Travail et bien-être : l’alliance ?

Pour les entreprises, un signe de modernité : le bien-être au travail et de plus c’est aussi une manière d’accroître la productivité des salariés.

Si le concept du bonheur au travail intègre une relation plus humaine au sein de l’entreprise développant une convivialité alors exclue du monde du travail, il renvoie aussi à une notion d’amélioration de productivité des salariés.
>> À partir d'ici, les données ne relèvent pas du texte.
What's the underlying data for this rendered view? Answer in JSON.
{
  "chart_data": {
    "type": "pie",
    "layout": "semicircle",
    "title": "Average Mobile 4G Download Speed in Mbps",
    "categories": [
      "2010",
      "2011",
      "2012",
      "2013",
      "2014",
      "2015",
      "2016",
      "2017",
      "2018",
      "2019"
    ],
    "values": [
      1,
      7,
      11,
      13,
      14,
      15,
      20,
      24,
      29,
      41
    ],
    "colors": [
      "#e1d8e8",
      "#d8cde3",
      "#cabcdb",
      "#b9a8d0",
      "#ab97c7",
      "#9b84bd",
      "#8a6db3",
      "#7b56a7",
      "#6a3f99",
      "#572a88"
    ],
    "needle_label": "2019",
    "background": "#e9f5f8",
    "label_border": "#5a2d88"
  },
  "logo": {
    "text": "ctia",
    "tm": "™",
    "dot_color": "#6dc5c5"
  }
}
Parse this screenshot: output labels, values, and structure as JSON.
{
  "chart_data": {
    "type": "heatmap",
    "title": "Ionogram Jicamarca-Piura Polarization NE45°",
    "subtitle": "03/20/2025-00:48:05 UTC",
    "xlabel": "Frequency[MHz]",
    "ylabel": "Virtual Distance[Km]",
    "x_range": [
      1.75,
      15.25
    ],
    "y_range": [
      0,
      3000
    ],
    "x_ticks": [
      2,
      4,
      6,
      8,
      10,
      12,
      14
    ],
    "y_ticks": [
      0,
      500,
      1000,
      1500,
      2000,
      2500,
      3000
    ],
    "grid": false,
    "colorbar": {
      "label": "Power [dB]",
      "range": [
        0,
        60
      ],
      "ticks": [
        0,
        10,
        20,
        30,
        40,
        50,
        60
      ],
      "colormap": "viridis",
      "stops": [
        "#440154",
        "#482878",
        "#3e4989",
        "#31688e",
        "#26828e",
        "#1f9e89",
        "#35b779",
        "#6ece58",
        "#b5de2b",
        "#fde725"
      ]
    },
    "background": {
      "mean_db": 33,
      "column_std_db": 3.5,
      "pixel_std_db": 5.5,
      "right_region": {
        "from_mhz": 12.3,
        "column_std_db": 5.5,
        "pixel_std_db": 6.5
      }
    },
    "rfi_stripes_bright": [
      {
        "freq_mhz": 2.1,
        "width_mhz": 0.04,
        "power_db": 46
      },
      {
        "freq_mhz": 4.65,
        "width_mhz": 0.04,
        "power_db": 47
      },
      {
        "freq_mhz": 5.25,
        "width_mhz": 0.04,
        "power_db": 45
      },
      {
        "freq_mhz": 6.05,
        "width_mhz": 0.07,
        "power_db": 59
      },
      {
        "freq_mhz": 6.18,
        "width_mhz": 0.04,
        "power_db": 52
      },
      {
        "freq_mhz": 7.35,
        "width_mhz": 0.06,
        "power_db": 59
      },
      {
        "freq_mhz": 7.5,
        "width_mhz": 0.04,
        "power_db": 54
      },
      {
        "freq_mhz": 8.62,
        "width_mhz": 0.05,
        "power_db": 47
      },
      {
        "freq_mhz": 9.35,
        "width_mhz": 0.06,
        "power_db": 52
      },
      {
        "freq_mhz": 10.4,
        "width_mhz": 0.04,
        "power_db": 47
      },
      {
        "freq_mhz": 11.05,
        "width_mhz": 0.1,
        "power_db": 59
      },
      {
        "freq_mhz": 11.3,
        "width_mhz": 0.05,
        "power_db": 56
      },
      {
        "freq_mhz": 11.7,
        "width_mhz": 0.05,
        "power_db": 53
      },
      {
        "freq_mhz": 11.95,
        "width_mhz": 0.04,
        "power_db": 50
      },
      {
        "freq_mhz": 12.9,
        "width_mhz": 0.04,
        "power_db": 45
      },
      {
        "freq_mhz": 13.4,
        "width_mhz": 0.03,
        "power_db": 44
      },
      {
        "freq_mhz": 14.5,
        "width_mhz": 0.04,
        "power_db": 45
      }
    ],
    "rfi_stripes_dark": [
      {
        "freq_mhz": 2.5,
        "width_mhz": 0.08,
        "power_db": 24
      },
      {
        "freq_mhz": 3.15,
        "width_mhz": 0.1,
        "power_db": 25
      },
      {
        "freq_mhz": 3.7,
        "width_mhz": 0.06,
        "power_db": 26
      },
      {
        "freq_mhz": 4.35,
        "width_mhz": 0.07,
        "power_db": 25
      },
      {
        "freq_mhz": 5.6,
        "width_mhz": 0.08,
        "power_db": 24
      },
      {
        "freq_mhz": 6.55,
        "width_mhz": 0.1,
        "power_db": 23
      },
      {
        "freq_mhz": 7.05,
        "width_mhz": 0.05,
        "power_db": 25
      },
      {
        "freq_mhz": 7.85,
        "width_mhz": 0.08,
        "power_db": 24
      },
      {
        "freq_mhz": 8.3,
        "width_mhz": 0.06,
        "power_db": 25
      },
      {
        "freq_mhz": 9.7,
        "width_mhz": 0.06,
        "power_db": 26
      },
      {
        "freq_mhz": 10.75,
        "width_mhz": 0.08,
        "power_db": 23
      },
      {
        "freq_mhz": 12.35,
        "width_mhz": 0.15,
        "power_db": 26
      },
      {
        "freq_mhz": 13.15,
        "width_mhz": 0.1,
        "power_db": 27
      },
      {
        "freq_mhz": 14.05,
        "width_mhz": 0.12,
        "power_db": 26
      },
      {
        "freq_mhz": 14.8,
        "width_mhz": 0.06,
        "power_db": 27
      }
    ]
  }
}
Par conséquent, l’utopie du bonheur au travail à la stratégie d’optimisation des compétences des salariés : une mutation structurelle de la société qui est en marche.

Le rendement, un résultat !

À l’instar des start-ups et espaces de coworking, l’environnement de travail des entreprises a radicalement changé : open spaces, mobilier minimaliste et épuré, aménagement d’espaces de détente… tout est conçu pour favoriser l’échange humain et faciliter les « collaborations productives » . Parce que la finalité est bien celle d’accroître les performances de l’entreprise.

Comment ? Tomber les cloisons des bureaux a eu pour effet de bouleverser les rapports avec la hiérarchie. Le dialogue est facilité et les prises de décisions plus rapides. Les after work , au sein même des locaux de l’entreprise, permettent de créer du lien avec les autres salariés de façon simple et naturelle… et de désamorcer des conflits naissants !

Le marché du bien-être : un moyen

Le marketing s’est adapté à ce mouvement et, aujourd’hui, 80 % des offres de services aux entreprises sont présentées comme des solutions de développement du bien-être, au travail, directement liées à un gain de productivité des salariés.

Au départ nous avions la machine à café mise à la disposition, presque toutes les prestations du marché en B to B se positionnent sur la tendance de l’amélioration de la qualité de vie au travail.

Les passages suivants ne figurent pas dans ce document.